Using a single thread on this CPU cluster is pathologically slow, so I’m trying reduce_sum for within-chain parallelization. To set up reduce_sum on CPU cluster, do you think if we only need to add stan_threads = TRUE within cpp_options?

@rok_cesnovar …can you help here?

Thanks for tagging, missed this.

Responding on my phone so apologize for bad formatting. The model compiles fine, the warnings are from the pedantic mode so the partial_sum warning is a bug in pedantic mode. So just ignore it, if it annoys you remove the warn-pedantic from stanc_options.

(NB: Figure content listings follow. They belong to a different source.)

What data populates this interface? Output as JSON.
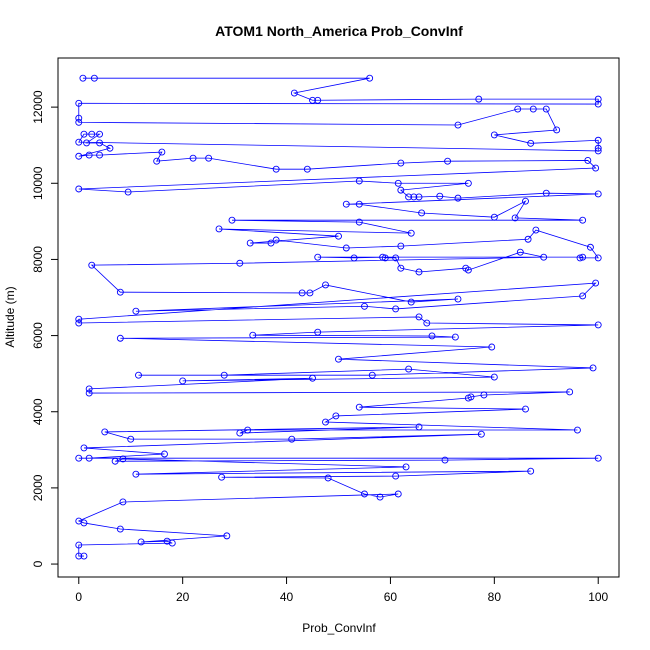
{
  "chart_data": {
    "type": "line",
    "title": "ATOM1 North_America Prob_ConvInf",
    "x_label": "Prob_ConvInf",
    "y_label": "Altitude (m)",
    "color": "#0000ff",
    "markers": "open-circle",
    "xlim": [
      -4,
      104
    ],
    "xticks": [
      0,
      20,
      40,
      60,
      80,
      100
    ],
    "ylim": [
      -340,
      13290
    ],
    "yticks": [
      0,
      2000,
      4000,
      6000,
      8000,
      10000,
      12000
    ],
    "x": [
      0.8,
      3,
      56,
      41.5,
      45,
      46,
      77,
      100,
      100,
      0,
      0,
      0,
      73,
      84.5,
      87.5,
      90,
      92,
      80,
      87,
      100,
      100,
      100,
      0,
      1,
      2.5,
      4,
      1.5,
      4,
      6,
      0,
      2,
      4,
      16,
      15,
      22,
      25,
      38,
      44,
      62,
      71,
      98,
      99.5,
      0,
      9.5,
      54,
      61.5,
      75,
      62,
      63.5,
      64.5,
      65.5,
      69.5,
      73,
      90,
      100,
      51.5,
      54,
      66,
      80,
      86,
      84,
      97,
      29.5,
      54,
      64,
      27,
      50,
      33,
      37,
      38,
      51.5,
      62,
      86.5,
      88,
      98.5,
      100,
      96.5,
      97,
      46,
      53,
      58.5,
      59,
      61,
      62,
      65.5,
      74.5,
      75,
      85,
      89.5,
      31,
      2.5,
      8,
      43,
      44.5,
      47.5,
      64,
      73,
      11,
      55,
      61,
      97,
      99.5,
      0,
      0,
      65.5,
      67,
      100,
      46,
      33.5,
      68,
      72.5,
      8,
      79.5,
      50,
      99,
      56.5,
      11.5,
      28,
      63.5,
      80,
      20,
      45,
      2,
      2,
      94.5,
      78,
      75.5,
      75,
      54,
      86,
      49.5,
      47.5,
      96,
      32.5,
      31,
      65.5,
      5,
      10,
      41,
      77.5,
      1,
      16.5,
      2,
      0,
      100,
      70.5,
      7,
      8.5,
      63,
      11,
      87,
      61,
      27.5,
      48,
      55,
      58,
      61.5,
      8.5,
      0,
      1,
      8,
      28.5,
      12,
      17,
      18,
      0,
      0,
      1
    ],
    "values": [
      12760,
      12760,
      12760,
      12370,
      12180,
      12180,
      12210,
      12210,
      12080,
      12100,
      11710,
      11600,
      11530,
      11950,
      11950,
      11950,
      11400,
      11270,
      11050,
      11130,
      10920,
      10850,
      11080,
      11290,
      11290,
      11290,
      11060,
      11060,
      10920,
      10710,
      10740,
      10740,
      10820,
      10580,
      10660,
      10660,
      10370,
      10370,
      10530,
      10580,
      10600,
      10400,
      9850,
      9770,
      10060,
      10000,
      10000,
      9820,
      9640,
      9640,
      9640,
      9660,
      9610,
      9740,
      9720,
      9450,
      9450,
      9220,
      9110,
      9530,
      9090,
      9030,
      9030,
      8980,
      8690,
      8800,
      8610,
      8430,
      8430,
      8510,
      8300,
      8350,
      8530,
      8770,
      8320,
      8040,
      8040,
      8060,
      8060,
      8040,
      8060,
      8040,
      8040,
      7770,
      7670,
      7770,
      7720,
      8190,
      8060,
      7900,
      7850,
      7140,
      7120,
      7120,
      7330,
      6880,
      6960,
      6640,
      6770,
      6700,
      7040,
      7380,
      6430,
      6330,
      6490,
      6330,
      6280,
      6090,
      6010,
      5990,
      5960,
      5930,
      5700,
      5380,
      5150,
      4960,
      4960,
      4960,
      5120,
      4910,
      4810,
      4880,
      4600,
      4490,
      4520,
      4440,
      4390,
      4360,
      4120,
      4070,
      3890,
      3730,
      3520,
      3520,
      3440,
      3600,
      3470,
      3280,
      3280,
      3410,
      3050,
      2890,
      2780,
      2780,
      2780,
      2730,
      2700,
      2760,
      2550,
      2360,
      2440,
      2310,
      2280,
      2260,
      1840,
      1760,
      1840,
      1630,
      1130,
      1080,
      920,
      740,
      580,
      600,
      550,
      500,
      210,
      210
    ]
  }
}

This lack is intentional as this is documented elsewhere and duplicating it is redundant and just leads to having two places for the same doc and eventually outdated docs. We do need to link to that docs a bit better.

The full list of name-value pairs for cpp_options is anything you can place in the make/local file, most importantly STAN_THREADS, STAN_MPI, … you can also place cxxflags, ldlflags here if needed.

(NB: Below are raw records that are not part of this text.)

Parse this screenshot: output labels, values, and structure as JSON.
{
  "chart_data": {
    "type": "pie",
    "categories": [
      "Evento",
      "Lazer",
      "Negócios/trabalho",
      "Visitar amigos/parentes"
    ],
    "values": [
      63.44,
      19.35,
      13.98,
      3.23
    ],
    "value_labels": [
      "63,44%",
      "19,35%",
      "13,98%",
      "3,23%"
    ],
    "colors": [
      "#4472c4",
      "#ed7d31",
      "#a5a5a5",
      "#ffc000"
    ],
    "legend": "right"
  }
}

the full list of stanc_options is all argumenta for the stan-to-c++ parser (stanc3). See a list in 15.3 here: 15 stanc: Translating Stan to C++ | CmdStan User’s Guide

1 Like

So bottom line is just compile with STAN_THREADS=true in cpp_options and supply threads_per_chain=X to the $sample() call, where X is the number of threads.

Also see Reduce Sum: A Minimal Example case study for reduce_sum by @wds15 and @bbbales2
That also uses cmdstanr so you can just replicate it.

2 Likes

Thanks much for the suggestion. Aha, then I can go with that warning and test on cluster now!

1 Like

Compiling with cpp_options = list(STAN_THREADS = T) will throw out a warning 'threads_per_chain' is set but the model was not compiled with 'cpp_options = list(stan_threads = TRUE)' so 'threads_per_chain' will have no effect! But multi-threading seems working.

Compiling with cpp_options = list(stan_threads = TRUE) will not give this warning. And the executable file will have a suffix “_threads”

This might be a false positive warning in cmdstanr. Will take a look. You can make sure multi-threading worked by checking fit$metadata(). It should have a num_threads element.

cpp_options = list(STAN_THREADS = T) and cpp_options = list(STAN_THREADS = TRUE) both give

$threads_per_chain
[1] 1
$num_thread
[1] 1

cpp_options = list(stan_threads = TRUE) gives

$threads_per_chain
[1] 31
$num_thread
[1] 31
1 Like